2021年04月05日

どこかで朝が始まっている【マタイ 28:1〜10】

聖句「婦人たちは、恐れながらも大いに喜び、急いで墓を立ち去り、弟子たちに知らせるために走って行った。」(28:8)

1.《朝のリレー》 谷川俊太郎に「朝のリレー」という詩があります。初出は1968年の詩集ですが、1980年代に中学の国語の教科書に掲載され、2004年にはコーヒー会社のCMにも使用されて、多くの人に知られるようになりました。世界の各地に暮らす若者や子どもたちが時間差で朝を迎える様子が、地球上の人から人へと「朝がリレー」されていると表現されています。
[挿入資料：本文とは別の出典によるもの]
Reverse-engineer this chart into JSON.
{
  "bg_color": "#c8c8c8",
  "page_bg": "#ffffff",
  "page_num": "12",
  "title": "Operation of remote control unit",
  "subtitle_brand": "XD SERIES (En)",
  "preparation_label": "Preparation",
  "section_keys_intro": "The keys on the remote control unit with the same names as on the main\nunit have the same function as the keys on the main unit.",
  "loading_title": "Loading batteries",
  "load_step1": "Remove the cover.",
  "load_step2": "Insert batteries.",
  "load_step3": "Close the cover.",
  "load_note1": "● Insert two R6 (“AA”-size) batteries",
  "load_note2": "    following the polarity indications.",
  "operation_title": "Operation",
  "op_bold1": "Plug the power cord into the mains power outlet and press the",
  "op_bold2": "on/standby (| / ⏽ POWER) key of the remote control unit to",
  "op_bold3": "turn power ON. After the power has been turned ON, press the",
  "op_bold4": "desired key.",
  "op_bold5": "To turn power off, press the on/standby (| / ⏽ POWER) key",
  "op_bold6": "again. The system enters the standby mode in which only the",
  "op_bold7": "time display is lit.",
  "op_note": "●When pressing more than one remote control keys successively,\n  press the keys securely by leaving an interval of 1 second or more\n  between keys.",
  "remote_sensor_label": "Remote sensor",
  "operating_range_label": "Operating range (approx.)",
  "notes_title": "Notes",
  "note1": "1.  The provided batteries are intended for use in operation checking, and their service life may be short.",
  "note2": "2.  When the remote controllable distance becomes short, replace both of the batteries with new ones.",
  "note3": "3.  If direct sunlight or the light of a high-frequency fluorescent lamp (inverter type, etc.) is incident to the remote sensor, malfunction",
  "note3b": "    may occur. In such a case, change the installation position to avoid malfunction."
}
2.《何を繋ぐか》 東京五輪の聖火リレーが始まりましたが、正直、コロナ禍とあって素直に祝福できません。聖火リレーの起源は古代ギリシアの「松明競争」と言われます。競技会の前に騎手や走者が松明を消さないように注意しながら、神殿までリレーする宗教儀礼でした。近代リレーの発祥は、米国の大学が大陸横断の「駅馬車」や「早馬」の制度をヒントにして、バトンを手渡すトラック競技を始めたとされています。米国の消防士の消防訓練競技で手旗をリレーしたという説もあります。日本の「駅伝」では「襷を繋ぐ」と言います。駅から駅へ馬を乗り換える「伝馬」制度を利用する役人が、朝廷から支給された「駅鈴」が襷の起源とも言われます。しかし、目に見えない何かを繋ぐリレーもあるのです。
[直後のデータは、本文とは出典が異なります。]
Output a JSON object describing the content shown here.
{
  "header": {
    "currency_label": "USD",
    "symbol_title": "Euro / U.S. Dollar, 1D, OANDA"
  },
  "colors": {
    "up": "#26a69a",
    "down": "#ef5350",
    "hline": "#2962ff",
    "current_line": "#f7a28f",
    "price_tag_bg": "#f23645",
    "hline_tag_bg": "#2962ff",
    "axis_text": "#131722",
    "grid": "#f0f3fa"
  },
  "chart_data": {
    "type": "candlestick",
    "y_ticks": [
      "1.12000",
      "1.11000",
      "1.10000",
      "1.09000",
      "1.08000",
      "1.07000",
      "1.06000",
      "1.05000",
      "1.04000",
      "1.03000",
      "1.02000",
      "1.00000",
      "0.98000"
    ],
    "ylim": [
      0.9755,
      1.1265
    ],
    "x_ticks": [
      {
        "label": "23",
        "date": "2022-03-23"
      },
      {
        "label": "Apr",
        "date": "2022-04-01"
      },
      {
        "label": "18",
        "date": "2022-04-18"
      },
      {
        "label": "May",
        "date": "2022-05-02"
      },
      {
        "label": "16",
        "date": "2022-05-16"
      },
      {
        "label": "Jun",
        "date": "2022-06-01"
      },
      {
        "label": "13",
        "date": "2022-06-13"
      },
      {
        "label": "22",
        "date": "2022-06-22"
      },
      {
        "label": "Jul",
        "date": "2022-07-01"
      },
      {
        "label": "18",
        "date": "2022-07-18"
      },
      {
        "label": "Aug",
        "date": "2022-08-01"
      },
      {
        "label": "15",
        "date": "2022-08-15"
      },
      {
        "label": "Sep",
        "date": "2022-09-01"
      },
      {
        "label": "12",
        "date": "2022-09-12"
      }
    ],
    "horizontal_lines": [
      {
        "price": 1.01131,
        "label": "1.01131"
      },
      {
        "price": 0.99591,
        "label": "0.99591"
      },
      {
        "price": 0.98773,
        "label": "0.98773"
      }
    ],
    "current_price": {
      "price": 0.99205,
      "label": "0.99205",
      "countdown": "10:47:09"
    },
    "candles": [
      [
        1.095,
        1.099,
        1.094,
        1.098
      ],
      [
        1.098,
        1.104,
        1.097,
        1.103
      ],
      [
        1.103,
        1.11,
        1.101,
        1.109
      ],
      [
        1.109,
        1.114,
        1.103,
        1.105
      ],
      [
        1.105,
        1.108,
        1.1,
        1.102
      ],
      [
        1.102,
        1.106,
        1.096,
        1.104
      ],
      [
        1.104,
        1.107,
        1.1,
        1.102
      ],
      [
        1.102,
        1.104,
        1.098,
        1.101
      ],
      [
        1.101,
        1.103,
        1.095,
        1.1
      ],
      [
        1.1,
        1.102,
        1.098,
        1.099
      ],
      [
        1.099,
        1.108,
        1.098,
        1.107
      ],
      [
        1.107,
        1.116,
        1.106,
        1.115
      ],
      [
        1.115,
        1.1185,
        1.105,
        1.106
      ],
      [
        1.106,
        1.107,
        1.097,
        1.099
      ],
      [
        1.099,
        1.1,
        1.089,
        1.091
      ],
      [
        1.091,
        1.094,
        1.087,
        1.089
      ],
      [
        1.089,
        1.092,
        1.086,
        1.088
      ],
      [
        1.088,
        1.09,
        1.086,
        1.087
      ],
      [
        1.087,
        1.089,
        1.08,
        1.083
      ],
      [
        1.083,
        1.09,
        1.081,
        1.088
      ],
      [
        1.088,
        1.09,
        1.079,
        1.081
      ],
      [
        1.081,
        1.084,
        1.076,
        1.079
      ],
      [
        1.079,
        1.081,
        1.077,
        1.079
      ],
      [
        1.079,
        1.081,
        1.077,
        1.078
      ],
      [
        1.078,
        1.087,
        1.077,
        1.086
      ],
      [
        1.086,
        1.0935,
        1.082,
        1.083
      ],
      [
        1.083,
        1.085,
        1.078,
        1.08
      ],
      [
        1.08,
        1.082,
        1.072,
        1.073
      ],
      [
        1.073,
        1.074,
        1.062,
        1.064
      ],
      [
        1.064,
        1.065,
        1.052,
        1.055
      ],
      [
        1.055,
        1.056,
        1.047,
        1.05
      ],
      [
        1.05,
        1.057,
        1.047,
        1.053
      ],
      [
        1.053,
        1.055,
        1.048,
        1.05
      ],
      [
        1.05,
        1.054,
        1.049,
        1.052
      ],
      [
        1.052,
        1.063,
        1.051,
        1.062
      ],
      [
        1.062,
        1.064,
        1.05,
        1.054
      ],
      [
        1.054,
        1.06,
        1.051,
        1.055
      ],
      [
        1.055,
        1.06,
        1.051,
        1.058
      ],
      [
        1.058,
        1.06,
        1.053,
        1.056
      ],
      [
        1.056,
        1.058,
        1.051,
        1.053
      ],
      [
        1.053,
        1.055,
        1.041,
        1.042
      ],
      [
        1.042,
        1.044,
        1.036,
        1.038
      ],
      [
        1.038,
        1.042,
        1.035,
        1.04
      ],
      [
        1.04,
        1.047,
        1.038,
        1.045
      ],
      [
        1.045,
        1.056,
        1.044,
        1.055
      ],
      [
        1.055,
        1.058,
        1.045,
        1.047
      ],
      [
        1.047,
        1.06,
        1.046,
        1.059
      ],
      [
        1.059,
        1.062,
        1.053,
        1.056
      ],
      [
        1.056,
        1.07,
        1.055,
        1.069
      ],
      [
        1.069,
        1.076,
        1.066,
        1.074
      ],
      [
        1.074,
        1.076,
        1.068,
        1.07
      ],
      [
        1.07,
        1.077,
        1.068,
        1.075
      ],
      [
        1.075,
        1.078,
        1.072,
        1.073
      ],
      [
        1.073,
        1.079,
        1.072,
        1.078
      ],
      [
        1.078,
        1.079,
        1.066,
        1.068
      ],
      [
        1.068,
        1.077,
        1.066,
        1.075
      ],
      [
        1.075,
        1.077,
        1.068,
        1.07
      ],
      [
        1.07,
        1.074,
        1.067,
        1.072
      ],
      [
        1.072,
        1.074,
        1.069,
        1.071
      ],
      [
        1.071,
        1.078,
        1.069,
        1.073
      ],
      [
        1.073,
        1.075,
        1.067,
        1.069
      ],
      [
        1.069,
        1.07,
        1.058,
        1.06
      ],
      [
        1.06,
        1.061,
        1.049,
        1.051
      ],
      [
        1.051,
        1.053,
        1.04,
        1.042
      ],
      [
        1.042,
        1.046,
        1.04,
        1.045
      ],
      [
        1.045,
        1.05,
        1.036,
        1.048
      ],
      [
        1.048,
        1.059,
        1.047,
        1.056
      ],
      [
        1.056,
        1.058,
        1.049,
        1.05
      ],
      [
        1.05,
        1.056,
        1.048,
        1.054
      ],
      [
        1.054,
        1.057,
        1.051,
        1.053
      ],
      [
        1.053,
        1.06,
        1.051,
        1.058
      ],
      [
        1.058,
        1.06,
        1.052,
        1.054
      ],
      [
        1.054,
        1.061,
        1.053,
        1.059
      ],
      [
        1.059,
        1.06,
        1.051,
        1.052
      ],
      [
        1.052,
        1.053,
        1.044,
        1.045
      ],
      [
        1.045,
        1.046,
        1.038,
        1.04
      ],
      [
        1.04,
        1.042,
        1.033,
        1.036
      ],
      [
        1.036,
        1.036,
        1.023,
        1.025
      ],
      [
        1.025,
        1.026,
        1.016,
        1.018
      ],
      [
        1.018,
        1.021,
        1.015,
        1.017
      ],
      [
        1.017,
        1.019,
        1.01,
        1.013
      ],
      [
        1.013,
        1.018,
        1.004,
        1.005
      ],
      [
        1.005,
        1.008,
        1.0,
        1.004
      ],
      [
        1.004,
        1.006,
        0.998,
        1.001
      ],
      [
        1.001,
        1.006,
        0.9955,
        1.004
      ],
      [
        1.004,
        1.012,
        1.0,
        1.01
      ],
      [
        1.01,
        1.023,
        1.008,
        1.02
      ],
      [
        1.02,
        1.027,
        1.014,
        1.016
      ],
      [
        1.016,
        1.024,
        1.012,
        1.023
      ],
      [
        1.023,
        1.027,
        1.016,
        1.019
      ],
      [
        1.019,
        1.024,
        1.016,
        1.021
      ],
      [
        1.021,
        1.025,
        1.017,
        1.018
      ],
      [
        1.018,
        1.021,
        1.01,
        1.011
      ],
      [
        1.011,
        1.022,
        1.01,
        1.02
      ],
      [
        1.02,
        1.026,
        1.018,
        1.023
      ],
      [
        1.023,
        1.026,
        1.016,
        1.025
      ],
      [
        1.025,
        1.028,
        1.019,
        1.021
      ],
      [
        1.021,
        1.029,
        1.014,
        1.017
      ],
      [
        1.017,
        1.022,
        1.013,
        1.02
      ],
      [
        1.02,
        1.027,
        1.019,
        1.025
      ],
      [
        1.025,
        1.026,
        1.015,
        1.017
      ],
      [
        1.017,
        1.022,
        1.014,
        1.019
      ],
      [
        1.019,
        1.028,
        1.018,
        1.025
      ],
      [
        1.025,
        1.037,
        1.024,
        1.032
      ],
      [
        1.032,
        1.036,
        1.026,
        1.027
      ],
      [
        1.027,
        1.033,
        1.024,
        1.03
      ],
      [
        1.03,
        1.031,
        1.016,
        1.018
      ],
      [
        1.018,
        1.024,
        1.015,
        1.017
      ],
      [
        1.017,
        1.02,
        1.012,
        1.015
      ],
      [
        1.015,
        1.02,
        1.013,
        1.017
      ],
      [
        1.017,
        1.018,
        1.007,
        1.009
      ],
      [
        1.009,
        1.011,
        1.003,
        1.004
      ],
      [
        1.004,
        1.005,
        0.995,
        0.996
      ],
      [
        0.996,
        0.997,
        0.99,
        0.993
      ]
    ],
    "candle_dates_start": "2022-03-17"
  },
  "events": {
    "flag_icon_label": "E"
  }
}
3.《希望の朝だ》 最初に主の復活を伝えられたのは「マグダラのマリアともう一人のマリア」でした。「もう一人のマリア」とは「小ヤコブとヨセの母マリア」です。息子2人を主の弟子として送り出し、自らもガリラヤから従って来て、一行の世話をしていた女性です。十字架の最期を見届け、朝一番に墓参りにも来ています。彼女たちは、そこで転がる墓石、天使の啓示、逃亡する番兵、主の復活という出来事に出会うのです。福音を弟子たちに伝えるために、彼女たちは走ります。聖書の中で女性が走る場面は珍しいと思います。伝え聞いたペトロも墓に走ります。さながら「箱根駅伝」の往路と復路のようです。この2人の女性たちから、復活を伝える「朝のリレー」が始まり、2千年後の私たちの所に届きました。今日に至るまで、途絶える事無く続けられているのです。それが主日礼拝です。